I know that in $\mathbb{Q}_p$, the norm elements have the form $p^{\mathbb{Z}}$. I have three related questions.

*

*What is the form of the norm elements in $\mathbb{C}_p$?

Let $K$ be a number field, and let $\mathfrak{p}$ be a prime ideal of the ring of integers $\mathcal{O}_K$.


*What is the form of the norm elements in $\mathbb{K}_{\mathfrak{p}}$?

*What is the form of the norm elements in $\bar{\mathbb{K}}_{\mathfrak{p}}$?

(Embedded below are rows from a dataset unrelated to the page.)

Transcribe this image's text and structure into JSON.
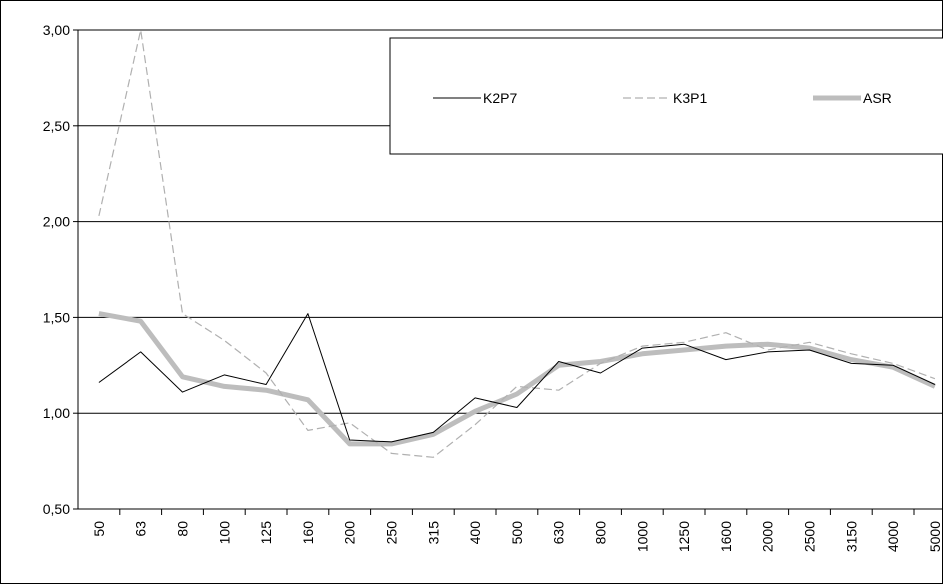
{
  "chart_data": {
    "type": "line",
    "categories": [
      "50",
      "63",
      "80",
      "100",
      "125",
      "160",
      "200",
      "250",
      "315",
      "400",
      "500",
      "630",
      "800",
      "1000",
      "1250",
      "1600",
      "2000",
      "2500",
      "3150",
      "4000",
      "5000"
    ],
    "series": [
      {
        "name": "K2P7",
        "color": "#000000",
        "dash": "solid",
        "width": 1,
        "values": [
          1.16,
          1.32,
          1.11,
          1.2,
          1.15,
          1.52,
          0.86,
          0.85,
          0.9,
          1.08,
          1.03,
          1.27,
          1.21,
          1.34,
          1.36,
          1.28,
          1.32,
          1.33,
          1.26,
          1.25,
          1.15
        ]
      },
      {
        "name": "K3P1",
        "color": "#b0b0b0",
        "dash": "dashed",
        "width": 1.2,
        "values": [
          2.03,
          3.0,
          1.52,
          1.38,
          1.21,
          0.91,
          0.95,
          0.79,
          0.77,
          0.94,
          1.14,
          1.12,
          1.26,
          1.35,
          1.37,
          1.42,
          1.33,
          1.37,
          1.31,
          1.26,
          1.18
        ]
      },
      {
        "name": "ASR",
        "color": "#bdbdbd",
        "dash": "solid",
        "width": 5,
        "values": [
          1.52,
          1.48,
          1.19,
          1.14,
          1.12,
          1.07,
          0.84,
          0.84,
          0.89,
          1.01,
          1.1,
          1.25,
          1.27,
          1.31,
          1.33,
          1.35,
          1.36,
          1.34,
          1.28,
          1.24,
          1.14
        ]
      }
    ],
    "ylim": [
      0.5,
      3.0
    ],
    "yticks": [
      {
        "value": 0.5,
        "label": "0,50"
      },
      {
        "value": 1,
        "label": "1,00"
      },
      {
        "value": 1.5,
        "label": "1,50"
      },
      {
        "value": 2,
        "label": "2,00"
      },
      {
        "value": 2.5,
        "label": "2,50"
      },
      {
        "value": 3,
        "label": "3,00"
      }
    ],
    "grid": true,
    "legend": "top-right"
  }
}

Edit: I received a satisfying answer for the first three questions, in the comments. Now I have this question:


*What is the form of the norm elements in $K$, when $K$ is locally compact? I think it should have a form like $c^{\mathbb{Z}}$, but I can not prove or disprove it.

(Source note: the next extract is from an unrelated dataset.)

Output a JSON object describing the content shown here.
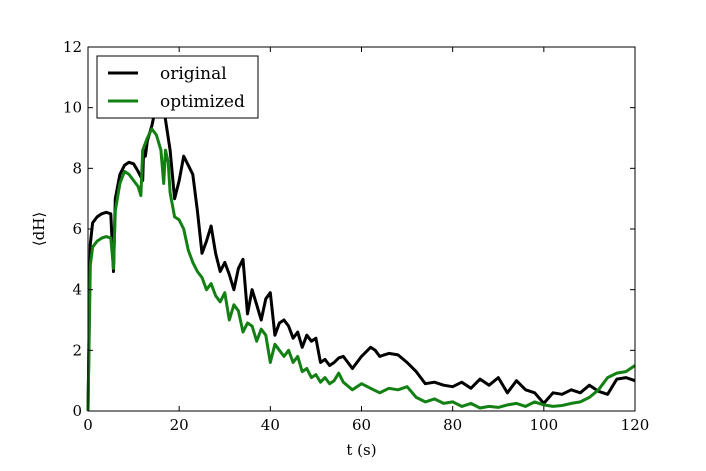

 A: This answer contains an argument why, as soon as the value group of a nonarchimedean valued field is not discrete, the field cannot be locally compact in the corresponding topology. It continues:
"For a field $K$ with non-archimedean valuation $\lvert \cdot\rvert$ to be locally compact, it is necessary that

*

*the residue field is finite, and

*the valuation is discrete (meaning, its value group $\lvert K^* \rvert$ is).

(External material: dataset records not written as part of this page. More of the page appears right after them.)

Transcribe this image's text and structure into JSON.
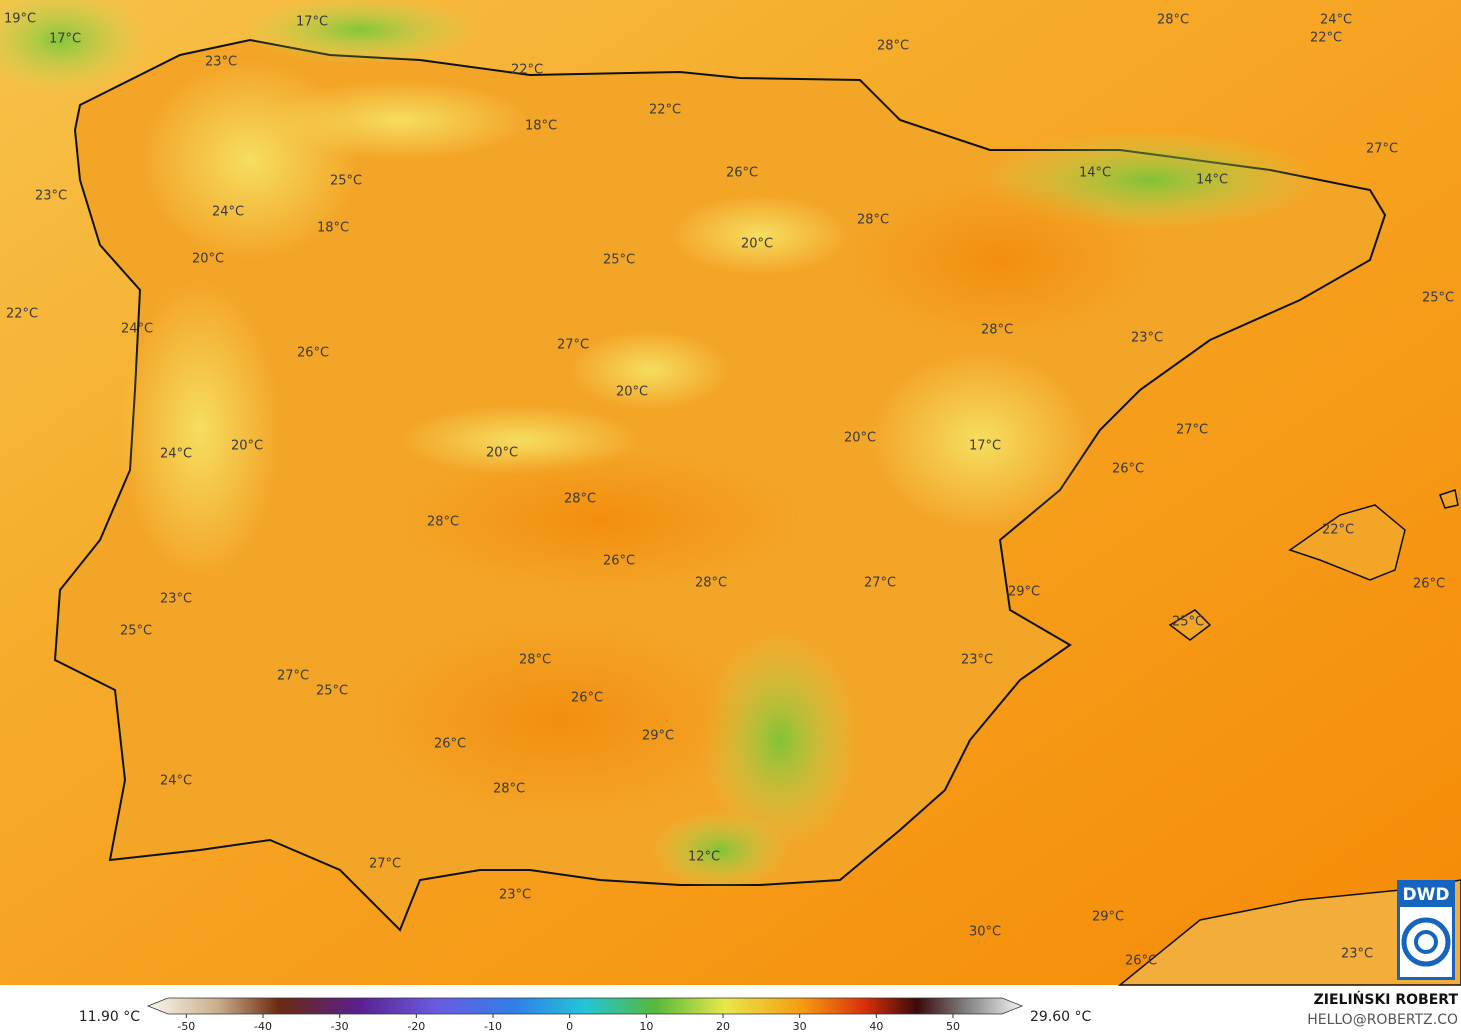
{
  "map": {
    "temperature_labels": [
      "19°C",
      "17°C",
      "17°C",
      "28°C",
      "24°C",
      "22°C",
      "23°C",
      "22°C",
      "28°C",
      "22°C",
      "18°C",
      "27°C",
      "26°C",
      "14°C",
      "14°C",
      "23°C",
      "25°C",
      "24°C",
      "18°C",
      "28°C",
      "20°C",
      "20°C",
      "25°C",
      "22°C",
      "25°C",
      "24°C",
      "28°C",
      "23°C",
      "26°C",
      "27°C",
      "20°C",
      "27°C",
      "20°C",
      "17°C",
      "20°C",
      "24°C",
      "20°C",
      "26°C",
      "28°C",
      "28°C",
      "22°C",
      "26°C",
      "28°C",
      "27°C",
      "29°C",
      "26°C",
      "23°C",
      "25°C",
      "25°C",
      "28°C",
      "23°C",
      "27°C",
      "25°C",
      "26°C",
      "29°C",
      "26°C",
      "24°C",
      "28°C",
      "12°C",
      "27°C",
      "23°C",
      "29°C",
      "30°C",
      "23°C",
      "26°C"
    ]
  },
  "legend": {
    "min": "11.90 °C",
    "max": "29.60 °C",
    "range": [
      -55,
      59
    ],
    "ticks": [
      -50,
      -40,
      -30,
      -20,
      -10,
      0,
      10,
      20,
      30,
      40,
      50
    ]
  },
  "credit": {
    "author": "ZIELIŃSKI ROBERT",
    "contact": "HELLO@ROBERTZ.CO"
  },
  "logo": "DWD"
}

Both conditions are not satisfied e.g. for $\mathbb C_p$, and it's a good exercise to come up with many other fields which fail either, or both. -- An obvious third condition, which is met by $\mathbb C_p$, is that

*

*the field is complete.

Conversely, if a field with a non-archimedean valuation satisfies all three conditions above, it is locally compact. This is another good exercise; and a last good exercise is to show that such a field is necessarily a finite extension of some $\mathbb Q_p$ or $\mathbb F_p((T))$", as alluded to by reuns in the comments.
A: For $a\in \overline{\Bbb{Q}}_p$ the $p$-adic valuation extends to $\Bbb{Q}_p(a)$.
$\sum_{n=0}^d c_n a^n = 0$ (with $c_n\in \Bbb{Q}_p$) implies that $v(c_n a^n)=v(c_m a^m)$ for some $n\ne m, c_n\ne 0$, whence $v(a) \in  \Bbb{Q}\cup \infty$.
As $v(p^{r/s}) = r/s$ we get that $v(\overline{\Bbb{Q}}_p) = \Bbb{Q}\cup \infty$.
$\Bbb{C}_p$ is the completion of $\overline{\Bbb{Q}}_p$ for the non-archimedian absolute value $|.|_v$ whence  $v(\Bbb{C}_p)=v(\overline{\Bbb{Q}}_p)=\Bbb{Q}\cup \infty$.